12. Radit; Sepupu Ustadz Ramdan

405 26 0
                                    

Semalam kak Fariz meminta diriku untuk menemaninya lari pagi. Aku pun mengangguk mengiyakan. Karena aku sudah terbiasa menemani kak Zaki lari pagi setiap hari minggu pagi.

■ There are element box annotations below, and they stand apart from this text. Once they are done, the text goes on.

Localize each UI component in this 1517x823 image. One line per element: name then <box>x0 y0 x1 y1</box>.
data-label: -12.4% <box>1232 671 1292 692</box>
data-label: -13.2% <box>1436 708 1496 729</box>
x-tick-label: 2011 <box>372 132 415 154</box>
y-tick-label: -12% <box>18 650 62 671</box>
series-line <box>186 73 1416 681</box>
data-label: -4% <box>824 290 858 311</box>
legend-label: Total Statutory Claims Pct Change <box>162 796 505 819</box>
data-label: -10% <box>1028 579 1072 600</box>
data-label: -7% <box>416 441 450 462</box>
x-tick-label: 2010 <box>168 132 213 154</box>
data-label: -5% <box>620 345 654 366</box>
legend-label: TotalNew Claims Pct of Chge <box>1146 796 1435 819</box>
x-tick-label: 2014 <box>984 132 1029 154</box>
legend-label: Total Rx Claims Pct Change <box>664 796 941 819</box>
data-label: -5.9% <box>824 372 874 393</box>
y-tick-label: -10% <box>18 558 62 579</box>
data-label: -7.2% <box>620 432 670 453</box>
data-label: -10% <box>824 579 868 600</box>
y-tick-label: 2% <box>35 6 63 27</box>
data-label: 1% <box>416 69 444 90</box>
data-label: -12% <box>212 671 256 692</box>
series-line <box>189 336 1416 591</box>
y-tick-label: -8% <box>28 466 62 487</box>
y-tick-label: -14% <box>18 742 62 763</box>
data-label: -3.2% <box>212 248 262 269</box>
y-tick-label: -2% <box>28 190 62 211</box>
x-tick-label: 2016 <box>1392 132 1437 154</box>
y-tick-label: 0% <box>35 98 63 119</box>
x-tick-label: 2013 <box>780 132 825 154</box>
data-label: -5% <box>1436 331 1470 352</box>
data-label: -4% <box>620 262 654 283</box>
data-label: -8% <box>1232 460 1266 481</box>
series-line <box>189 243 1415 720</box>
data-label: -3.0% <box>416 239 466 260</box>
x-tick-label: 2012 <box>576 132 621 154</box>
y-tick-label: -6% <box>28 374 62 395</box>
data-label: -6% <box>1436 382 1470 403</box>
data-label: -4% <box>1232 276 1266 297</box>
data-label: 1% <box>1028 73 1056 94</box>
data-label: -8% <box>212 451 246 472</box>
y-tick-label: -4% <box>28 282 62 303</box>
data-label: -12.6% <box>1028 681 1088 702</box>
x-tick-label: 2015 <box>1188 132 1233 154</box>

Selesai shalat subuh berjama'ah di masjid, aku langsung bersiap-siap. Setelah itu, aku keluar dari dalam kamar. Ibu sudah mengetahui kegiatanku dipagi ini. Kak Fariz sudah siap. Bahkan dia sudah menungguku di luar rumah sambil melakukan pemanasan sederhana sebelum memulai lari pagi.

Ini hari terakhirku menginap di rumah ustadz Ramdan. Kak Zaki semalam sudah memberitahu akan menjemputku nanti ba'dha maghrib.

Saat aku ingin membuka pintu rumah. Ustadz Ramdan keluar dari dalam kamarnya. Ku lihat penampilannya dari bawah hingga ke atas. Ustadz Ramdan memakai celana training panjang, memakai baju putih berlengan pendek, dan juga sepatu kets.

"Pak ustadz, mau lari pagi juga?" tanyaku.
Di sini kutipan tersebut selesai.